We are now at the quarter pole of season one of Star Wars: The Bad Batch, with Friday's premier of the fourth episode, Cornered.
This was basically a chase episode that served one primary function: the introduction of Fennec Shand into the series. We first met Shand, played by Ming-Na Wen, back in the fifth episode of season 1 of The Mandalorian, when she was hunting down The Child and Din Djarin on Tatooine.
Here, we meet a version of Shand that is around 28 years younger than the one we see in The Mandalorian. She is introduced fairly early on, when the Bad Batch have to stop for a supply run. They head to the planet Pantora, referenced early in The Clone Wars and home world of Baron Papanoidia, the on-screen character played by George Lucas in Revenge of the Sith.
I do like the premise of the group now having to scrounge around for basics like food and money, because they are now outlaws of the ruling government of the galaxy. Their supplies don't just materialize out of nowhere, as they often do on shows like this.
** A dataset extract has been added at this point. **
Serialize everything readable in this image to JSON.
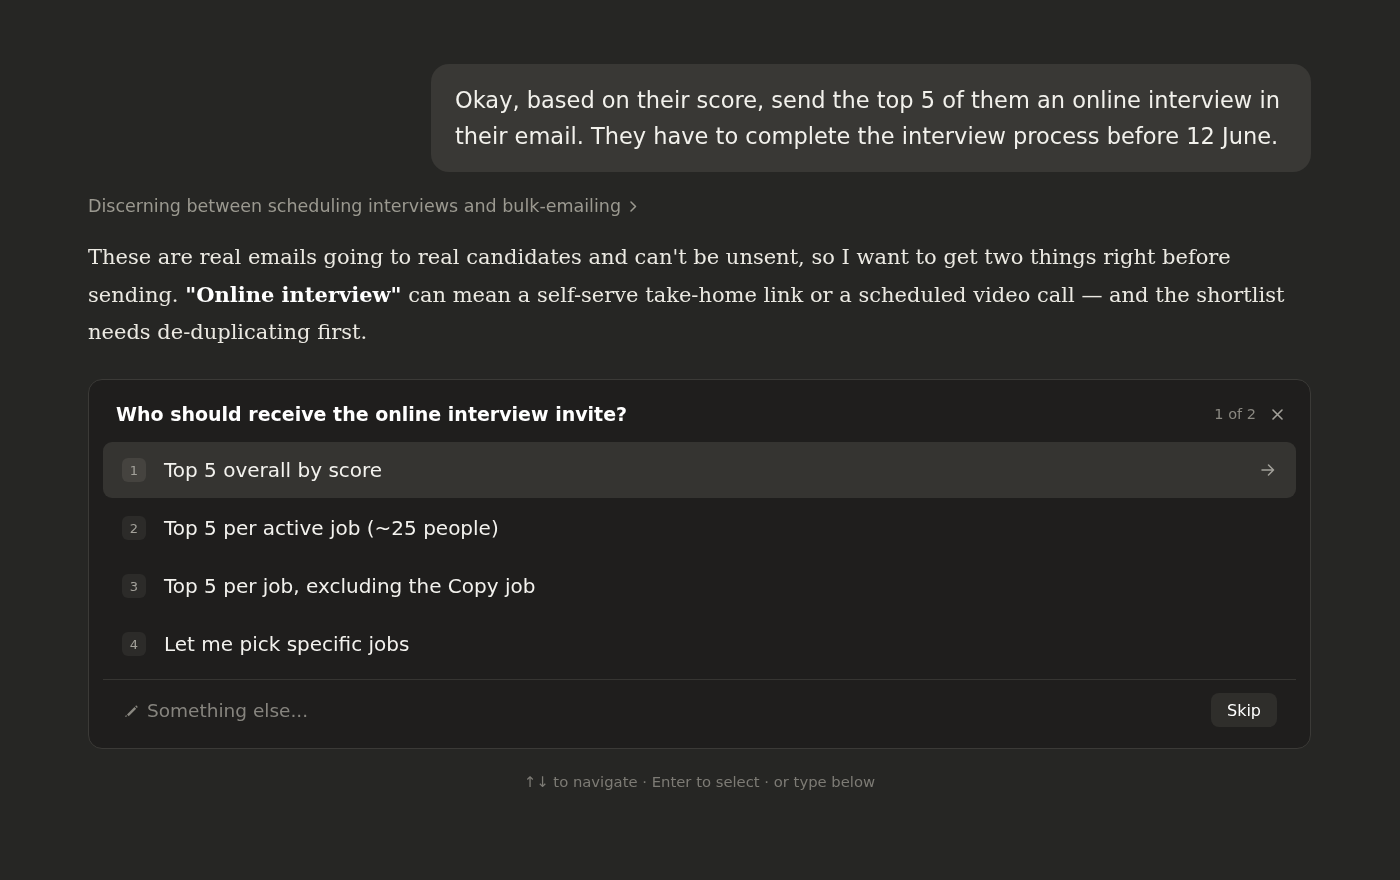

Hunter, Echo and Omega head out into town to fetch supplies, and of course, trouble occurs. A vendor that resembles Ree Yees sees Echo, with a helmet on, and assumes he's a droid and offers to purchase him from the group. Echo agrees to the transaction, assuring the group he'll find a way to escape.
Meanwhile Omega has again separated herself, having found, then lost a Clonetrooper doll that looks similar to Jyn Erso's stormtrooper doll from Rogue One. We see Fennec Shand focus in on Omega as a target, which makes one think she is there most likely on assignment from the new Empire, or perhaps the Kaminoans to retrieve Omega.
A chase ensues, and after several close calls, Hunter picks up Omega and Echo - money from Echo's "sale" intact - and they escape aboard the Havoc Marauder.
Fennec Shand reports back to an unknown party that Omega escaped, but she will stay on the trail. This is an open question as the episode concludes, who Shand is working for.
Like the season's second episode, we don't spend any time with Crosshair or the Empire back on Kamino. This episode focuses fully on the squad trying to make ends meet. It's a good storytelling element, to illustrate the struggles of our protagonists.
People had speculated on Wrecker constantly complaining about headaches in the third episode, perhaps foreshadowing an inhibitor chip issue, but that isn't brought up in this episode.
It feels to me like we are settling in for a deliberate and evenly paced journey, especially after the roaring start the series got off to with Aftermath.